Wit Olszewsk/Shutterstock.com

Featured eBooks

Digital First
Cloud Smarter
Cybersecurity & the Road Ahead

The service is gathering market research on vendors capable of storing and disposing of cryptocurrencies seized during investigations.

The U.S. Marshals Service confiscates millions of dollars worth of cryptocurrency every year through seizure and forfeiture during criminal investigations. Holding on to virtual currency does the agency little good, so it is looking for a vendor to help store the assets during investigations and handle disposal, either by returning the digital currency or liquidating it.

The services issued a request for information on FedBizOpps this week asking for industry feedback on methods for storing and converting digital currencies.

“The purpose of this contract is to provide the full range of virtual currency management and disposal services,” the performance work statement reads. “This includes but is not limited to such activities as accounting, customer management, audit compliance, managing blockchain forks, wallet creation, transformation of token assets into coin assets, etc., as well as future actions associated with the virtual currency forfeiture process.”

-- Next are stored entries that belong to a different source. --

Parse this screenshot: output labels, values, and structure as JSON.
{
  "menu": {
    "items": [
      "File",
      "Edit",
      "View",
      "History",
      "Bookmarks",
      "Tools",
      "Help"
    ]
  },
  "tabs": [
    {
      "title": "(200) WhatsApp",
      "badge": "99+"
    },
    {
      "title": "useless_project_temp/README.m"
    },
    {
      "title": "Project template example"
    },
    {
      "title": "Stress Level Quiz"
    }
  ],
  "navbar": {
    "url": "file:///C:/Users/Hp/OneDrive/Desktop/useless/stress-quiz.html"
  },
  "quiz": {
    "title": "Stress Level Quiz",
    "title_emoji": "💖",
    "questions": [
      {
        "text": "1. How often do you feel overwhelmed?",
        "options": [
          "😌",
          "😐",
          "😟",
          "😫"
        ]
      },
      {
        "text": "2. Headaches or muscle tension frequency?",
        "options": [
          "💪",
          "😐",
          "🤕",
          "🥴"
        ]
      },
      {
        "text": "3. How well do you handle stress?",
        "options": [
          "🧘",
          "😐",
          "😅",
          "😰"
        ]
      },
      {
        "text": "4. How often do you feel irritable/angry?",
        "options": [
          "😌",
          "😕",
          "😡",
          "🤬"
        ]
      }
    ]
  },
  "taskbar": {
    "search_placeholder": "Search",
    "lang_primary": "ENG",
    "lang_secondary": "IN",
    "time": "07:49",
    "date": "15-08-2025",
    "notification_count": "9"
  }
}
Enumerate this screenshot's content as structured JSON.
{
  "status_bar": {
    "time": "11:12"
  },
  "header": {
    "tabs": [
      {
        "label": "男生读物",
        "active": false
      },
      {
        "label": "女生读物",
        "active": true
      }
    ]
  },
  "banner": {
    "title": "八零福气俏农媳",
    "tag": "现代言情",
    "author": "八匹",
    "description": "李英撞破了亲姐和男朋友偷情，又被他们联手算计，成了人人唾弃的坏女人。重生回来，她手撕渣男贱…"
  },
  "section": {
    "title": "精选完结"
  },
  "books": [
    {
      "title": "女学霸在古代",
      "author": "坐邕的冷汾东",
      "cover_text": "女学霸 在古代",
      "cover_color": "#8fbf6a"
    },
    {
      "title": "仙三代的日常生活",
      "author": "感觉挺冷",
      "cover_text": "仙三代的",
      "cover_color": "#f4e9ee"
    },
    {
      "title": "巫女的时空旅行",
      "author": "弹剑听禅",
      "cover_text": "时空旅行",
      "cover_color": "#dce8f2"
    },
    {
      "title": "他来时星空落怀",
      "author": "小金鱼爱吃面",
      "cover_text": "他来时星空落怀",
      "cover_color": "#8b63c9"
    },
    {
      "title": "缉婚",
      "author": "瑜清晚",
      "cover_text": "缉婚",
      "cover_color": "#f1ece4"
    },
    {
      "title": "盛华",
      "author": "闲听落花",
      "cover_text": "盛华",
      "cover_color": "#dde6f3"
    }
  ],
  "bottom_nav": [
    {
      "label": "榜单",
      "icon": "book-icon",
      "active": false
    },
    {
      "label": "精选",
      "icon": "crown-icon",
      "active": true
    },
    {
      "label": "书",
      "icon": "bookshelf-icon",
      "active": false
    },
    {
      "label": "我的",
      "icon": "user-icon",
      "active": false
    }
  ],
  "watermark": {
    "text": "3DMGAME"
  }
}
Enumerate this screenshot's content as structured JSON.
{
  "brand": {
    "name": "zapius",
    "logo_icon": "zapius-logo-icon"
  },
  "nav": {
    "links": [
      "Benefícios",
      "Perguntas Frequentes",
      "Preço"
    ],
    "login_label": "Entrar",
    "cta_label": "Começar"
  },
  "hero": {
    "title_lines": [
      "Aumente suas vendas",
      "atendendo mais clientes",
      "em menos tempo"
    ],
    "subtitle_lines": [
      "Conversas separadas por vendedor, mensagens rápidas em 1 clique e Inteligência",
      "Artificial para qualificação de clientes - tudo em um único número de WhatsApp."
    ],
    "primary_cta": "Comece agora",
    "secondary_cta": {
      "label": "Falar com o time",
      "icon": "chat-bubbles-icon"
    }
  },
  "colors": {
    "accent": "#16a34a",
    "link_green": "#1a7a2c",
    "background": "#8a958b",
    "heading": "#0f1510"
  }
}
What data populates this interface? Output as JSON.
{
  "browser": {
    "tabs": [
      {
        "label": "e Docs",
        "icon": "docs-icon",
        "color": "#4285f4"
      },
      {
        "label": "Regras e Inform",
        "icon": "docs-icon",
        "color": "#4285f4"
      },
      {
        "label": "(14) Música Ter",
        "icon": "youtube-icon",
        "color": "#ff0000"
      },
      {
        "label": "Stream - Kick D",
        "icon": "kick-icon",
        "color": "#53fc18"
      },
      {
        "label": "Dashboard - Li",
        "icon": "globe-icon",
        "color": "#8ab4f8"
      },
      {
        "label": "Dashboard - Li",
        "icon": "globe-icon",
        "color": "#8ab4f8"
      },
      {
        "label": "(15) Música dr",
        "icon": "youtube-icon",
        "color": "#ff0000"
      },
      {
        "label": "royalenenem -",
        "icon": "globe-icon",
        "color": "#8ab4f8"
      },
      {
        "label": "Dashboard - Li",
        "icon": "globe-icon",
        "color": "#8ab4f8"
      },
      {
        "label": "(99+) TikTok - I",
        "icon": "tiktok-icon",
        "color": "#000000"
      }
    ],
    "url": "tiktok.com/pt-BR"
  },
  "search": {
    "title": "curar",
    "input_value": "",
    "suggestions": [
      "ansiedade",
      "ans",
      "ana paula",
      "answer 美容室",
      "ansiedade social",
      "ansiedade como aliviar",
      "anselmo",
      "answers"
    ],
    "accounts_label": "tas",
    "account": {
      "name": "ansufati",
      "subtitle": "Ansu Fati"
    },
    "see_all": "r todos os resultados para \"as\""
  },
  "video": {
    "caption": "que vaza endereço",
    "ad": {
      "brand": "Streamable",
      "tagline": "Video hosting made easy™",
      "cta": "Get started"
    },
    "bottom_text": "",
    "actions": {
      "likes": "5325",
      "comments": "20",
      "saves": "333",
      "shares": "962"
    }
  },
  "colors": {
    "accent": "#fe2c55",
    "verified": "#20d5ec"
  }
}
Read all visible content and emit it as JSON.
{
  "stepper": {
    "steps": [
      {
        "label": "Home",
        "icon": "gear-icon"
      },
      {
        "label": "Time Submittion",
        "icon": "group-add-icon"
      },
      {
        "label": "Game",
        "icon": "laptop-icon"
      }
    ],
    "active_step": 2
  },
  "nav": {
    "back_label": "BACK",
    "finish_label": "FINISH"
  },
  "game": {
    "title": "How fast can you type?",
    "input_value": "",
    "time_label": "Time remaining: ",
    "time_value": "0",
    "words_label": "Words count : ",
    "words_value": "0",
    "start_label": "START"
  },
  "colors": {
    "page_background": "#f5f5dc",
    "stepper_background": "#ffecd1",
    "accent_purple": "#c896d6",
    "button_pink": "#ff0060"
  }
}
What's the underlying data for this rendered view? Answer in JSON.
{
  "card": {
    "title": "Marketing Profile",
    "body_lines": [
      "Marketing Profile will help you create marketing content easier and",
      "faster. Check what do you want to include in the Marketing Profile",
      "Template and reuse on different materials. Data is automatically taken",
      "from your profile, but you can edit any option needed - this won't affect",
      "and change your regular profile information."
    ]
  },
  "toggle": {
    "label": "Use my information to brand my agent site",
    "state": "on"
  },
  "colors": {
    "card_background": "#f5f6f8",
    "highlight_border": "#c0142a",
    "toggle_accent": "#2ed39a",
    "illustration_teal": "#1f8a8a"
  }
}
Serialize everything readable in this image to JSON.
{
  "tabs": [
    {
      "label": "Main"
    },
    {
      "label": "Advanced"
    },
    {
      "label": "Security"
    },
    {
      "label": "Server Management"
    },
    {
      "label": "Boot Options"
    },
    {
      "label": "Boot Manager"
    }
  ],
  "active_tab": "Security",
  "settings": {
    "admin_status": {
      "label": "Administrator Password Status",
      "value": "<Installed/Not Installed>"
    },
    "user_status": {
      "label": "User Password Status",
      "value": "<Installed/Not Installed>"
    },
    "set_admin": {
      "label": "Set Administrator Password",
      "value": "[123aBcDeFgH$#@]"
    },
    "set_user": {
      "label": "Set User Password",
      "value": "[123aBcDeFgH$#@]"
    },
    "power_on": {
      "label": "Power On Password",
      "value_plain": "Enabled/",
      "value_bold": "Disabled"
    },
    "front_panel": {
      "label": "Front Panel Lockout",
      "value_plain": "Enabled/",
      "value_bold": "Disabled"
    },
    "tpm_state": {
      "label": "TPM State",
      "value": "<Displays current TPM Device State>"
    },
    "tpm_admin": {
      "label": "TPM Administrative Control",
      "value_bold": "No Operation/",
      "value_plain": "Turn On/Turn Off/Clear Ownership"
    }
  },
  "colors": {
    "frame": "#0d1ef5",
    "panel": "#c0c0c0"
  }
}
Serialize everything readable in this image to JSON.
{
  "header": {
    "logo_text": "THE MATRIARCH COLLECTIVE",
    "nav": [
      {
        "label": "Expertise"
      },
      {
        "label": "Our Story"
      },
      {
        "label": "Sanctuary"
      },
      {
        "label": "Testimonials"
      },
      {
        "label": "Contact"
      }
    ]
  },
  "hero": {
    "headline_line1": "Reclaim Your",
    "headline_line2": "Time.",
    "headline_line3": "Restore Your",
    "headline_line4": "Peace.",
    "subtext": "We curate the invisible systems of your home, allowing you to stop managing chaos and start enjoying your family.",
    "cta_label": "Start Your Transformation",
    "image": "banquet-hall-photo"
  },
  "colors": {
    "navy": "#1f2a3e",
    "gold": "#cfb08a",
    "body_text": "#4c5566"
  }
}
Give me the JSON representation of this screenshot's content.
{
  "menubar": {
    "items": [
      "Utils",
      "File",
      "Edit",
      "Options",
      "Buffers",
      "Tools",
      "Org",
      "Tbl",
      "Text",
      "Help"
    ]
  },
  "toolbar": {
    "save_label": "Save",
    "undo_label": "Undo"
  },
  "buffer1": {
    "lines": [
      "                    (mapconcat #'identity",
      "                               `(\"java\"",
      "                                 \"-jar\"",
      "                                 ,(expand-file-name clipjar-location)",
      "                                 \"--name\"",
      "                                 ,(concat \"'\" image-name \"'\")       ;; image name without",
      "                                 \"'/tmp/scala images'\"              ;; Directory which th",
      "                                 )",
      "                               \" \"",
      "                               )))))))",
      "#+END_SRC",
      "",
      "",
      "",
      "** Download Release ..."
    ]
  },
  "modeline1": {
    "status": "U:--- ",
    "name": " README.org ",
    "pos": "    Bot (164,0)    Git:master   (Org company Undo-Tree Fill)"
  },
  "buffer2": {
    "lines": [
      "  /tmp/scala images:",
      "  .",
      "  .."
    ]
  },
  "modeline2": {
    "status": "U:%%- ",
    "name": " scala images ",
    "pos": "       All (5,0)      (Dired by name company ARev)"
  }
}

The winning contractor will have two primary responsibilities: taking custody of confiscated or forfeited virtual currencies and, when necessary, disposing of those assets.

In the performance work statement, contracting officials said they can’t be sure what kinds or quantities of cryptocurrencies the service might confiscate over the coming years, so the scope of the contract is purposely being left open.

“The contractor shall remain capable of taking custody of all types and quantities of virtual currency without limitation, throughout the performance of this contract,” the document states. “This includes both coin and token types of currency.”

Stored cryptocurrencies must be kept in a segregated digital wallet set aside specifically for the Marshals Service and must be safeguarded against “theft, human error, system failures and acts of God,” the documents state. The contractor must also be able to “brute force,” or be able to hack into, wallets that are “locked by error or technical difficulties,” enabling marshals to gain access no matter what happens.

On the disposal side, the winning vendor must be able to convert the digital currencies to physical money, either by exchanging directly to U.S. dollars, exchanging for more liquid virtual currencies and assets or through a sealed-bid auction. The contractor must also have a mechanism for returning seized assets to the original owners when required.

The Marshals Service will ultimately decide which method to use in each instance, and only after a court order has been issued. Once the written authorization is submitted, the vendor will have five business days to carry out the order. For the rare instances of large seizures, the contractor will have up to 45 calendar days to complete the order.

The exact nature of the contract is still up in the air, with officials currently considering fixed-price, time and materials and indefinite delivery, indefinite quantity contracts. Whatever the strategy, the final contract is expected to have an initial period of performance of one year, with two one-year add-on options.

Contracting officers also expect things to change over time and have included options to modify the contract in the future.

Responses to the RFI are due by 2 p.m. March 19.